Skink, the reclusive roadkill eating ex-governor and state trooper Jim Tile, Skink's guardian angel are two recurring Hiaasen characters whose appearance in this book is most welcome and adds greatly to the fun.
Native tongue is a pricelessly funny satiric novel whose outrageous situations and off the wall characters are supremely entertaining. Moreover, Hiaasen's ear for dialogue is pitch perfect. This is one funny book. Do yourself a favor and read it.
Rating:  Summary: Definitely entertaining Review: The book didn't make me laugh out loud like the critic quote's pasted inside the front cover say they did. It did get a good chuckle out of me but more importantly it kept my interest through the end. The strangeness yet believability of the characters and the situations where "if it can go wrong it does" keept me turning pages. I liked it enough that I want to give Hiassen another shot especially after reading some of the reviews on his other works.
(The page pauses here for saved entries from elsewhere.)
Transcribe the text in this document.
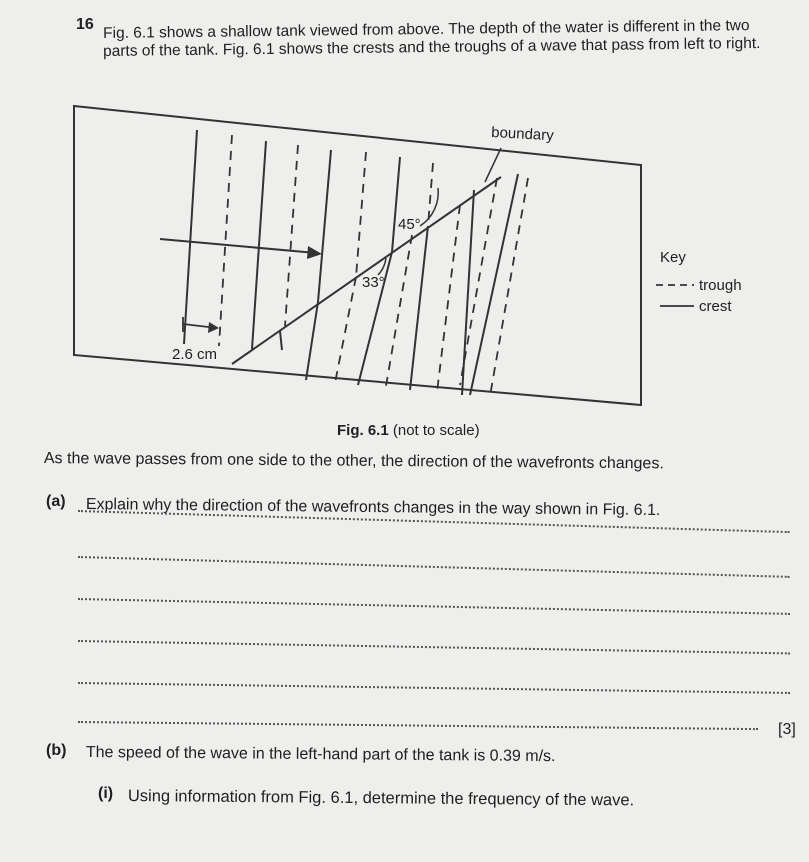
16 Fig. 6.1 shows a shallow tank viewed from above. The depth of the water is different in the two
parts of the tank. Fig. 6.1 shows the crests and the troughs of a wave that pass from left to right.
boundary
45°
33°
2.6 cm
Key
trough
crest
Fig. 6.1 (not to scale)
As the wave passes from one side to the other, the direction of the wavefronts changes.
(a) Explain why the direction of the wavefronts changes in the way shown in Fig. 6.1.
[3]
(b) The speed of the wave in the left-hand part of the tank is 0.39 m/s.
(i) Using information from Fig. 6.1, determine the frequency of the wave.
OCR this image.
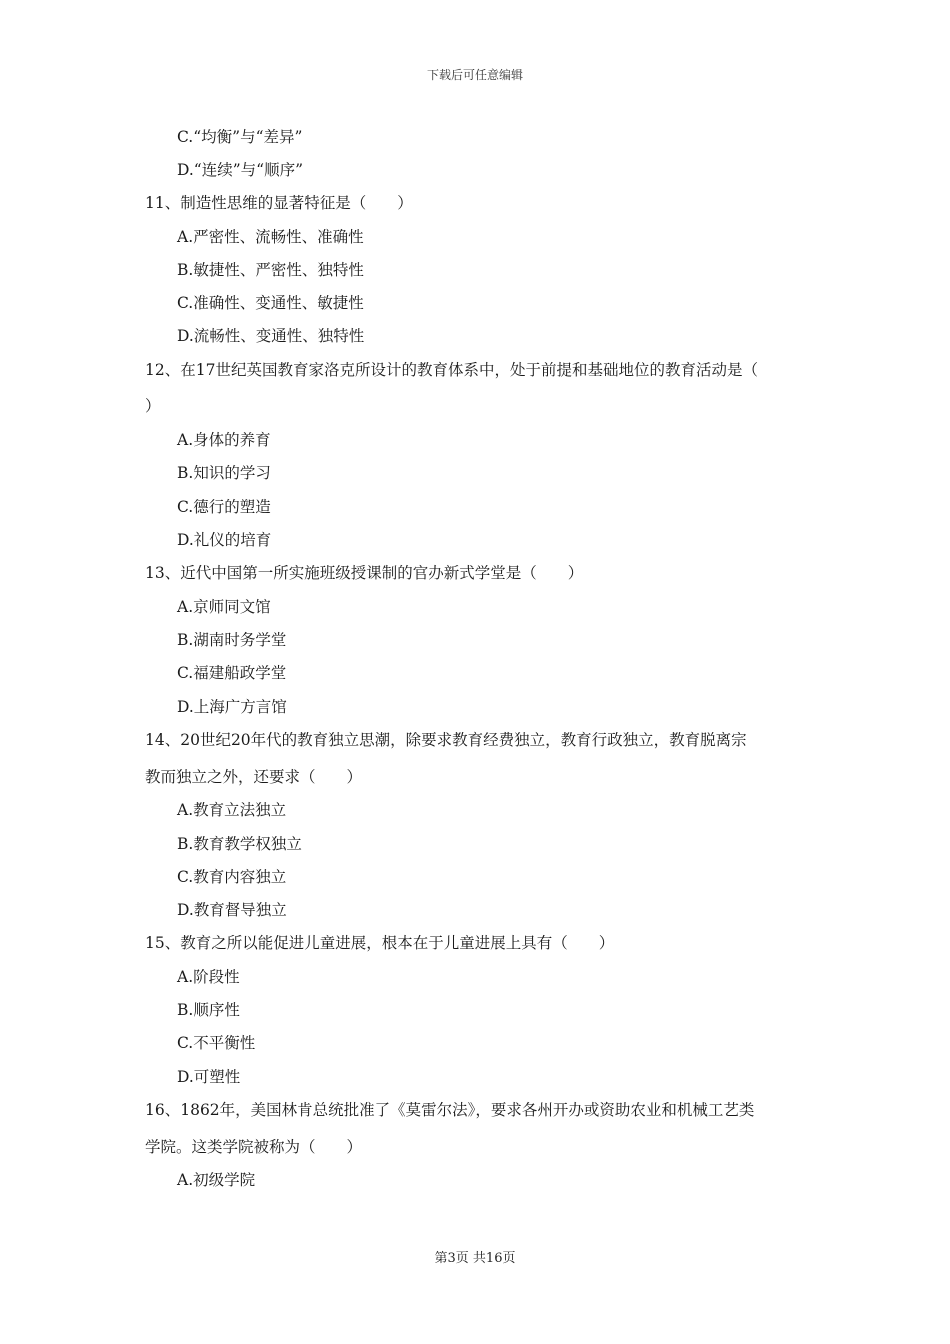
下载后可任意编辑
C.“均衡”与“差异”
D.“连续”与“顺序”
11、制造性思维的显著特征是（　　）
A.严密性、流畅性、准确性
B.敏捷性、严密性、独特性
C.准确性、变通性、敏捷性
D.流畅性、变通性、独特性
12、在17世纪英国教育家洛克所设计的教育体系中，处于前提和基础地位的教育活动是（
）
A.身体的养育
B.知识的学习
C.德行的塑造
D.礼仪的培育
13、近代中国第一所实施班级授课制的官办新式学堂是（　　）
A.京师同文馆
B.湖南时务学堂
C.福建船政学堂
D.上海广方言馆
14、20世纪20年代的教育独立思潮，除要求教育经费独立，教育行政独立，教育脱离宗
教而独立之外，还要求（　　）
A.教育立法独立
B.教育教学权独立
C.教育内容独立
D.教育督导独立
15、教育之所以能促进儿童进展，根本在于儿童进展上具有（　　）
A.阶段性
B.顺序性
C.不平衡性
D.可塑性
16、1862年，美国林肯总统批准了《莫雷尔法》，要求各州开办或资助农业和机械工艺类
学院。这类学院被称为（　　）
A.初级学院
第3页 共16页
Rating:  Summary: Bogs Down After a Good Start Review: The first 50 pages or so are indeed laugh-out-loud funny. The next 50 are okay. But then it really bogs down, goes around in circles, starts repeating itself, and just gets dumber and lamer. Hiaasen is a great writer and humorist but he just ran out of steam and ideas on this one. By the end, you just want it over with. All in all, not among his best.
Rating:  Summary: My first Hiaasen Review: The first book by Hiaasen I read. Loved it. Thanks to his books I don't have to visit Florida and frankly don't undrestand why pepole do... Is it maybe a possibility that Hiaasen has the same tatto as Francis X Kingsbury !!!